D.C.’s charter school movement needs to look at itself in the mirror

On Monday Mayor Muriel Bowser, Deputy Mayor for Education Jennie Niles, DC Public Charter School Board member Rick Cruz, DC Public Charter School Board executive director Scott Pearson, and school representatives celebrated charters in the nation’s capital that have been ranked at Tier 1 on the 2016 to 2017 Performance Management Framework.  The affair was held at the swanky W Hotel, you know the one with the rope line used to queue people up to the rooftop bar overlooking the White House.  Apparently there were smiles and congratulatory pats on the back all around.

But across town it was a very different story.  News has come out recently courtesy of WAMU and NPR that the one hundred percent 2017 graduation rate reported at DCPS’s Ballou High School was a sham. From the piece by Kate McGee:

“An investigation by WAMU and NPR has found that Ballou High School’s administration graduated dozens of students despite high rates of unexcused absences. WAMU and NPR reviewed hundreds of pages of Ballou’s attendance records, class rosters and emails after a DCPS employee shared the private documents. The documents showed that half of the graduates missed more than three months of school last year, unexcused. One in five students was absent more than present — missing more than 90 days of school. . . Another internal email obtained by WAMU and NPR from April shows that two months before graduation, only 57 students were on track to graduate, with dozens of students missing graduation requirements, community service requirements or failing classes needed to graduate.”

We do not know how many of the 164 seniors really should have been held back.  This is because the administration of the school apparently pressured teachers to pass students who should have failed courses.  The previously highly regarded Ballou principal Yetunde Reeves has now been reassigned.

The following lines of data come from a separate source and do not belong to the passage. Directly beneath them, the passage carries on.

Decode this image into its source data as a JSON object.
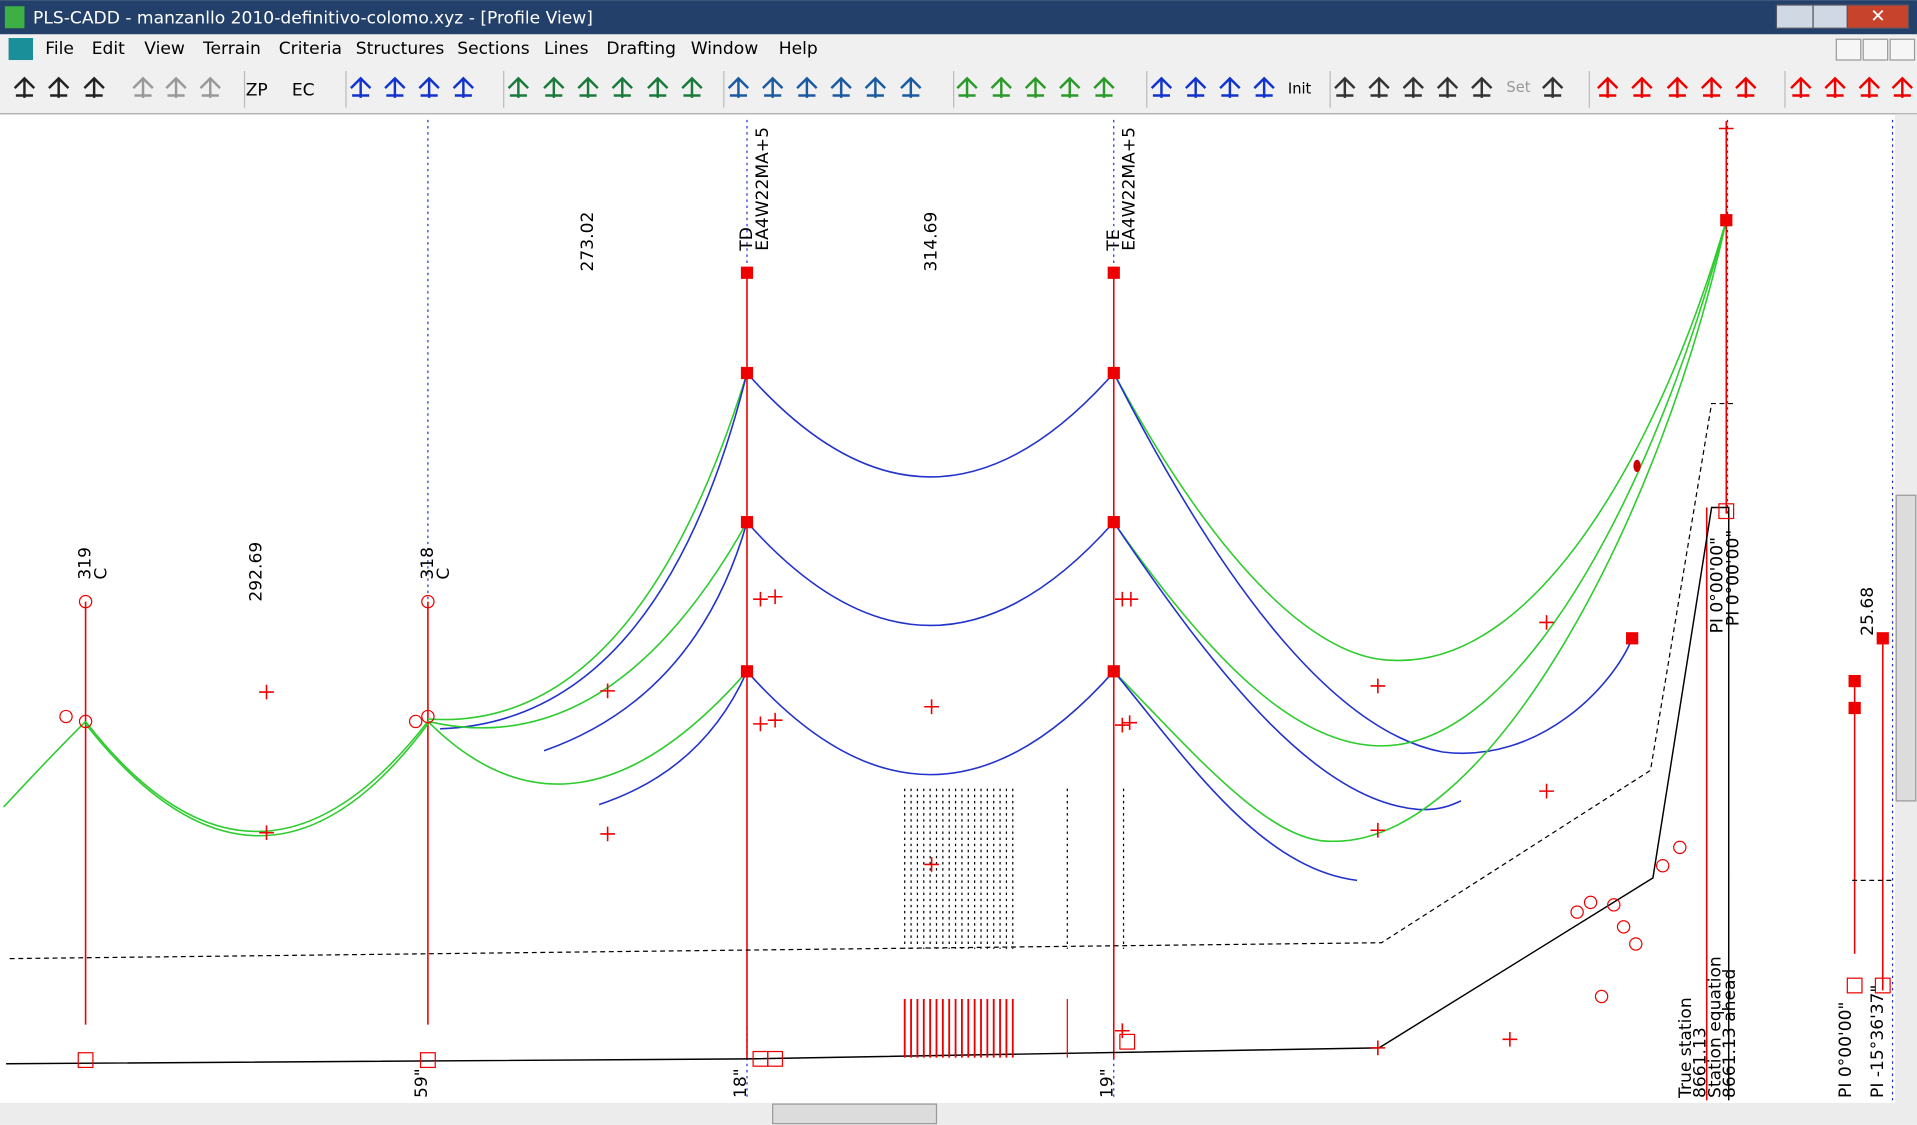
{
  "window": {
    "title": "PLS-CADD - manzanllo 2010-definitivo-colomo.xyz - [Profile View]"
  },
  "menu": [
    "File",
    "Edit",
    "View",
    "Terrain",
    "Criteria",
    "Structures",
    "Sections",
    "Lines",
    "Drafting",
    "Window",
    "Help"
  ],
  "toolbar": {
    "zoom_profile": "ZP",
    "edit_criteria": "EC",
    "init": "Init",
    "set": "Set"
  },
  "profile": {
    "span_labels": [
      292.69,
      273.02,
      314.69,
      25.68
    ],
    "structures": [
      {
        "number": 319,
        "type": "C"
      },
      {
        "number": 318,
        "type": "C"
      },
      {
        "number": "TD",
        "type": "EA4W22MA+5"
      },
      {
        "number": "TE",
        "type": "EA4W22MA+5"
      }
    ],
    "bottom_labels": [
      "59\"",
      "18\"",
      "19\""
    ],
    "station_equation": {
      "true_station": "True station",
      "true_value": 8661.13,
      "equation": "Station equation",
      "ahead": "8661.13 ahead"
    },
    "pi_labels": [
      "PI 0°00'00\"",
      "PI 0°00'00\"",
      "PI 0°00'00\"",
      "PI -15°36'37\""
    ]
  }
}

Yes, while the 51 school leaders were gathered around sipping coffee and receiving trophies, I’m confident not one word was spoken about our collective avoidance of even talking about the situation at Ballou.  Not one of these public charter schools or the 23 that already operate in Ward 8 where Ballou is located, or the leadership of the DC PCSB, has even hinted that they would like to help these kids that have been abandoned.  Is it because of who they are or where they live?

The charter gathering comes on the heels of news that the United Medical Center board of directors has decided that it will not re-open its maternity ward that was shuttered not too long ago by  the D.C. Department of Health.  This leaves women living in Wards 7 and 8 without a hospital where they can give birth.  In the report by the Washington Post’s Peter Jamison, D.C. Councilman Vincent Gray reacted this way to the decision:

“D.C. Council member Vincent C. Gray (D-Ward 7), chairman of the council’s health committee, said the board’s action ‘sends a powerfully negative message’ to the poor and predominantly African American residents of Southeast Washington.

‘It says that in terms of the allocation and equity of services, the people on the East End of the city are seen as not sufficiently worthy to have available to them one of the most important services a population can have.'”

So what message does the charter sector’s ignoring of the situation at Ballou sent to these same members of our community?   It’s just tough luck, not our problem, not our kids.

This is not why charters were created in D.C.